The KLF / JAMS - It's Grim up North

Bill Drummond and Jimmy Cauty have always been up to wierd stuff. Cauty is from Liverpool, and Drummond is from Scotland. For a few years in the 90s, they formed "The KLF" together, and launched in to a bizarre and temporary career as art-pop terrorists, foisting a unique, strange and fascinating series of pop/dance singles on the charts.

One of their later singles was "It's Grim up North", and although I didn't understand it at the time, it's come to seem more and more significant to me as I've grown up.

The "North" in the song refers to the North of England. A place of stunning scenery, post-industrial waste-towns and cities, riven with unemployment, it's generally experienced from one of the few major motorways that arc across this part of England. The main artery (the M6) runs from Birmingham directly North, passing between Liverpool and Manchester before trailing up all the way to the border with Scotland. On the other side of the country, the oscillating disaster that is the M1/A1 grinds slowly up the East Coast, passing Hull, and eventually reaching Newcastle, before snaking up and around in to Edinburgh.

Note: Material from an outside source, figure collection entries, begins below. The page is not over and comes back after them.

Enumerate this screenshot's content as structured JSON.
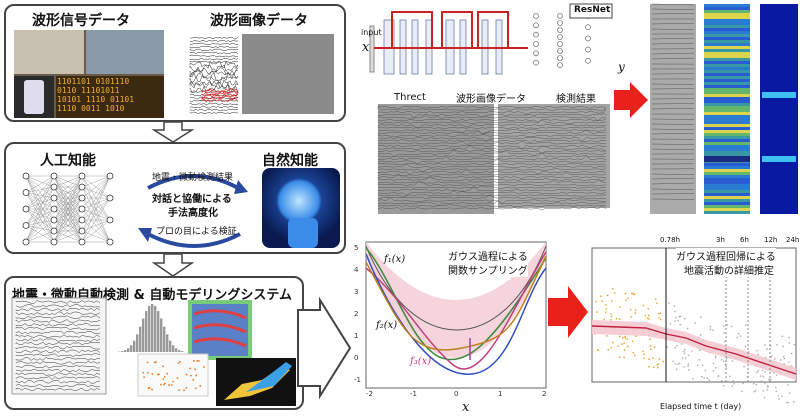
{
  "left": {
    "box1": {
      "title_a": "波形信号データ",
      "title_b": "波形画像データ"
    },
    "box2": {
      "title_ai": "人工知能",
      "title_nat": "自然知能",
      "line1": "地震・微動検測結果",
      "line2": "対話と協働による",
      "line3": "手法高度化",
      "line4": "プロの目による検証"
    },
    "box3": {
      "title": "地震・微動自動検測 & 自動モデリングシステム"
    }
  },
  "right_top": {
    "resnet": "ResNet",
    "input": "input",
    "x": "x",
    "y": "y",
    "label_a": "Threct",
    "label_b": "波形画像データ",
    "label_c": "検測結果"
  },
  "right_bottom": {
    "g1_title_1": "ガウス過程による",
    "g1_title_2": "関数サンプリング",
    "f1": "f₁(x)",
    "f2": "f₂(x)",
    "f3": "f₃(x)",
    "xlabel": "x",
    "g2_title_1": "ガウス過程回帰による",
    "g2_title_2": "地震活動の詳細推定",
    "xlabel2": "Elapsed time t (day)",
    "top_ticks": [
      "0.78h",
      "3h",
      "6h",
      "12h",
      "24h"
    ]
  },
  "colors": {
    "arrow": "#e8221a",
    "panel_border": "#444",
    "band": "#f4c9d2"
  }
}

Linking these two is the M62, which cuts directly East-West from Liverpool to Hull. Driving from, to or through "the North", you spend a lot of time on these motorways, gliding past parts of England forgotten or deliberately neglected for huge parts of the 80s by London and Thatcher, with the attendant social problems and unemployement that resulted.

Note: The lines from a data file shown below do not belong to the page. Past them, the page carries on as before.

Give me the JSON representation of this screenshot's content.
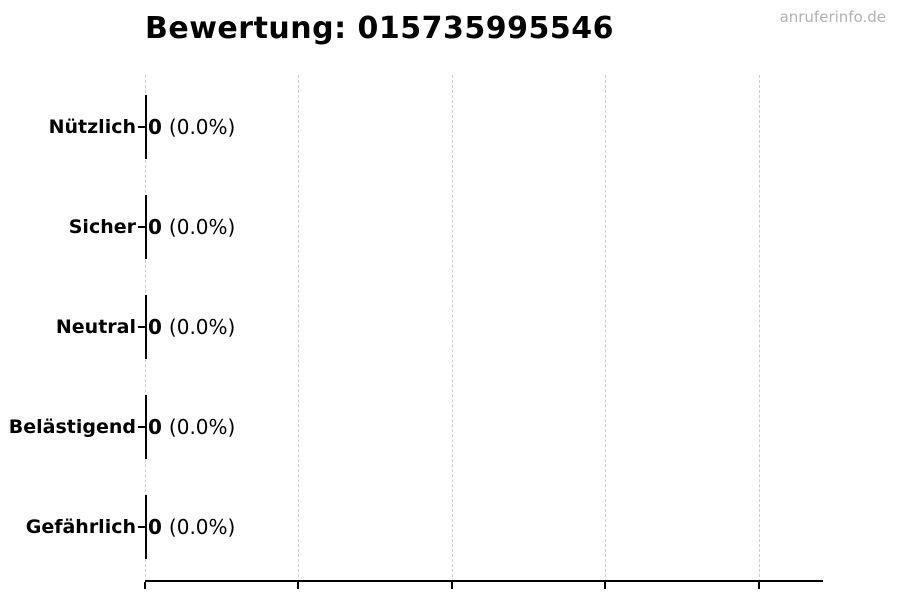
{
  "watermark": "anruferinfo.de",
  "chart_data": {
    "type": "bar",
    "orientation": "horizontal",
    "title": "Bewertung: 015735995546",
    "categories": [
      "Nützlich",
      "Sicher",
      "Neutral",
      "Belästigend",
      "Gefährlich"
    ],
    "values": [
      0,
      0,
      0,
      0,
      0
    ],
    "value_labels": [
      "0",
      "0",
      "0",
      "0",
      "0"
    ],
    "pct_labels": [
      "(0.0%)",
      "(0.0%)",
      "(0.0%)",
      "(0.0%)",
      "(0.0%)"
    ],
    "xlabel": "",
    "ylabel": "",
    "x_ticks_unlabeled": true,
    "x_tick_count": 5,
    "grid": "vertical-dashed",
    "legend": "none",
    "colors": {
      "bar_edge": "#000000",
      "axis": "#000000",
      "grid": "#cecece",
      "text": "#000000",
      "watermark": "#b3b3b3",
      "background": "#ffffff"
    }
  }
}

In "It's Grim up North", the KLF somehow captured this atmosphere in one of the most surreal tunes ever to make the UK charts. Set entirely in front of a rain-drenched motorway underpass, a searing industrial kick drum thunders out underneath klaxons and horns, as a litany of distored Northern English placenames is intoned from a guy standing in the driving rain in front of the biggest pile of back-floodlit speakers. Political parties seeking to fight the BNP should at least have to watch this video and soak it up a little bit.

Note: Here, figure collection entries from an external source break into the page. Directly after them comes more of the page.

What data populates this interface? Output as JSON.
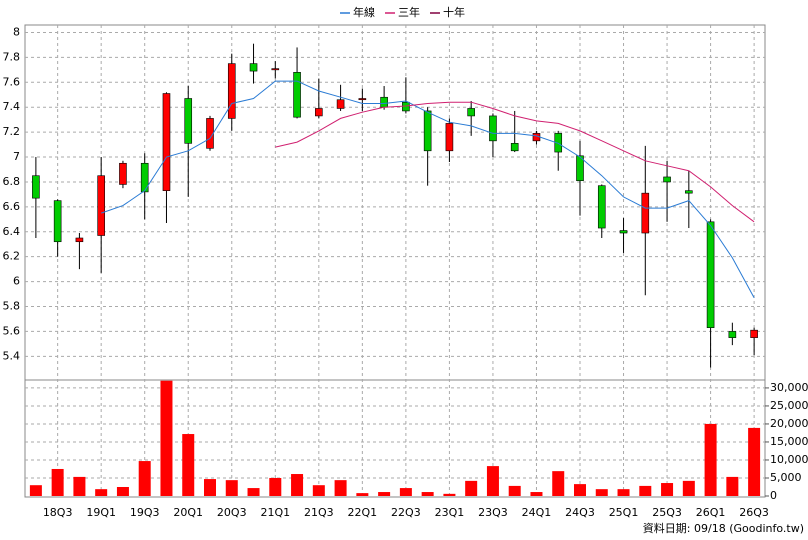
{
  "chart_data": {
    "type": "candlestick",
    "legend": "top",
    "grid": true,
    "up_color": "#ff0000",
    "down_color": "#00cc00",
    "source": "資料日期: 09/18 (Goodinfo.tw)",
    "categories": [
      null,
      "18Q3",
      null,
      "19Q1",
      null,
      "19Q3",
      null,
      "20Q1",
      null,
      "20Q3",
      null,
      "21Q1",
      null,
      "21Q3",
      null,
      "22Q1",
      null,
      "22Q3",
      null,
      "23Q1",
      null,
      "23Q3",
      null,
      "24Q1",
      null,
      "24Q3",
      null,
      "25Q1",
      null,
      "25Q3",
      null,
      "26Q1",
      null,
      "26Q3"
    ],
    "open": [
      6.85,
      6.65,
      6.32,
      6.37,
      6.78,
      6.95,
      6.73,
      7.47,
      7.07,
      7.31,
      7.75,
      7.7,
      7.68,
      7.33,
      7.39,
      7.46,
      7.48,
      7.44,
      7.37,
      7.05,
      7.39,
      7.33,
      7.11,
      7.13,
      7.19,
      7.01,
      6.77,
      6.41,
      6.39,
      6.84,
      6.73,
      6.48,
      5.6,
      5.55
    ],
    "high": [
      7.0,
      6.66,
      6.39,
      7.0,
      6.97,
      7.03,
      7.52,
      7.57,
      7.33,
      7.83,
      7.91,
      7.77,
      7.88,
      7.63,
      7.58,
      7.55,
      7.57,
      7.64,
      7.4,
      7.31,
      7.45,
      7.35,
      7.37,
      7.21,
      7.21,
      7.13,
      6.78,
      6.51,
      7.09,
      6.97,
      6.89,
      6.5,
      5.67,
      5.63
    ],
    "low": [
      6.35,
      6.2,
      6.1,
      6.07,
      6.75,
      6.5,
      6.47,
      6.68,
      7.05,
      7.21,
      7.59,
      7.63,
      7.31,
      7.31,
      7.37,
      7.37,
      7.38,
      7.35,
      6.77,
      6.96,
      7.17,
      7.0,
      7.04,
      7.1,
      6.89,
      6.53,
      6.35,
      6.23,
      5.89,
      6.48,
      6.43,
      5.31,
      5.49,
      5.41
    ],
    "close": [
      6.67,
      6.32,
      6.35,
      6.85,
      6.95,
      6.72,
      7.51,
      7.11,
      7.31,
      7.75,
      7.69,
      7.71,
      7.32,
      7.39,
      7.46,
      7.47,
      7.4,
      7.37,
      7.05,
      7.27,
      7.33,
      7.13,
      7.05,
      7.19,
      7.04,
      6.81,
      6.43,
      6.39,
      6.71,
      6.8,
      6.71,
      5.63,
      5.55,
      5.61
    ],
    "ylim": [
      5.21,
      8.06
    ],
    "yticks": [
      5.4,
      5.6,
      5.8,
      6,
      6.2,
      6.4,
      6.6,
      6.8,
      7,
      7.2,
      7.4,
      7.6,
      7.8,
      8
    ],
    "series": [
      {
        "name": "年線",
        "color": "#2a7bd4",
        "values": [
          null,
          null,
          null,
          6.55,
          6.61,
          6.73,
          7.0,
          7.05,
          7.15,
          7.43,
          7.47,
          7.61,
          7.61,
          7.53,
          7.48,
          7.43,
          7.43,
          7.45,
          7.36,
          7.28,
          7.25,
          7.19,
          7.19,
          7.17,
          7.11,
          7.0,
          6.85,
          6.68,
          6.59,
          6.59,
          6.65,
          6.45,
          6.19,
          5.87
        ]
      },
      {
        "name": "三年",
        "color": "#d02070",
        "values": [
          null,
          null,
          null,
          null,
          null,
          null,
          null,
          null,
          null,
          null,
          null,
          7.08,
          7.12,
          7.21,
          7.31,
          7.36,
          7.4,
          7.41,
          7.43,
          7.44,
          7.44,
          7.39,
          7.33,
          7.29,
          7.27,
          7.21,
          7.13,
          7.05,
          6.97,
          6.93,
          6.89,
          6.76,
          6.61,
          6.48
        ]
      },
      {
        "name": "十年",
        "color": "#800040",
        "values": [
          null,
          null,
          null,
          null,
          null,
          null,
          null,
          null,
          null,
          null,
          null,
          null,
          null,
          null,
          null,
          null,
          null,
          null,
          null,
          null,
          null,
          null,
          null,
          null,
          null,
          null,
          null,
          null,
          null,
          null,
          null,
          null,
          null,
          null
        ]
      }
    ],
    "volume": {
      "color": "#ff0000",
      "values": [
        3000,
        7500,
        5300,
        1900,
        2500,
        9700,
        32000,
        17200,
        4700,
        4400,
        2200,
        5000,
        6100,
        3000,
        4400,
        800,
        1100,
        2200,
        1100,
        600,
        4200,
        8300,
        2800,
        1100,
        6900,
        3300,
        1900,
        1900,
        2800,
        3600,
        4200,
        20000,
        5300,
        18900
      ],
      "ylim": [
        0,
        32200
      ],
      "yticks": [
        0,
        {
          "value": 5000,
          "label": "5,000"
        },
        {
          "value": 10000,
          "label": "10,000"
        },
        {
          "value": 15000,
          "label": "15,000"
        },
        {
          "value": 20000,
          "label": "20,000"
        },
        {
          "value": 25000,
          "label": "25,000"
        },
        {
          "value": 30000,
          "label": "30,000"
        }
      ]
    }
  }
}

It somehow captures the bleak and resiliant spirit of the North, in the context of the never-sleeping dirty motorways that constantly stream through it. The most amazing moments of the tune are halfway through, as the grinding industrialism breaks and slowly melts into the plaintive and powerfully epic "Jerusalem". Tied up in "little England" psychology (check Jerusalem at the last night of the Proms from London for some idea), nothing is guaranteed to fill the hearts of middle class England with more pride.

Two completely disparate atmospheres, one track. As musical pivot it's incredibly skilfull - as a cultural counterpoint, it's jaw-dropping.